Many a one have I found who stretched and inflated himself, and the people cried: ‘Behold; a great man!’ But what good do all bellows do! The wind cometh out at last.
At last bursteth the frog which hath inflated itself too long: then cometh out the wind. To prick a swollen one in the belly, I call good pastime. Hear that, ye boys!

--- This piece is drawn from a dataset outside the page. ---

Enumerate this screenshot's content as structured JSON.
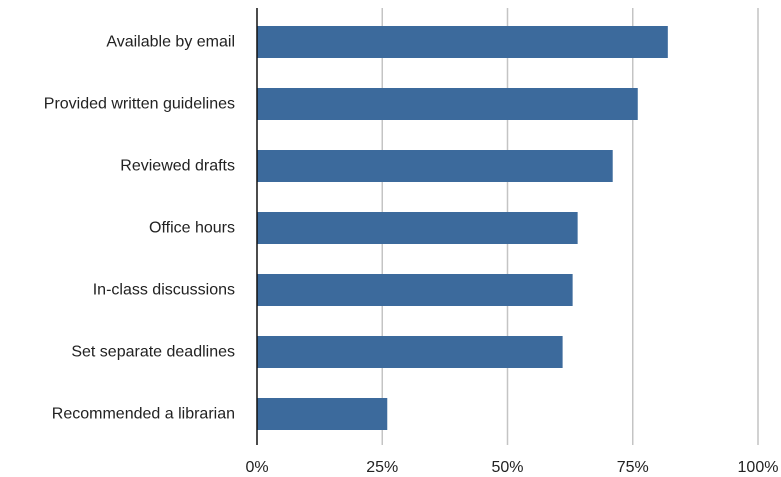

Our to-day is of the populace: who still KNOWETH what is great and what is small! Who could there seek successfully for greatness! A fool only: it succeedeth with fools.
Thou seekest for great men, thou strange fool? Who TAUGHT that to thee? Is to-day the time for it? Oh, thou bad seeker, why dost thou—tempt me?”—
Thus spake Zarathustra, comforted in his heart, and went laughing on his way.
LXVI. OUT OF SERVICE.
Not long, however, after Zarathustra had freed himself from the magician, he again saw a person sitting beside the path which he followed, namely a tall, black man, with a haggard, pale countenance: THIS MAN grieved him exceedingly. “Alas,” said he to his heart, “there sitteth disguised affliction; methinketh he is of the type of the priests: what do THEY want in my domain?
What! Hardly have I escaped from that magician, and must another necromancer again run across my path,—
—Some sorcerer with laying-on-of-hands, some sombre wonder-worker by the grace of God, some anointed world-maligner, whom, may the devil take!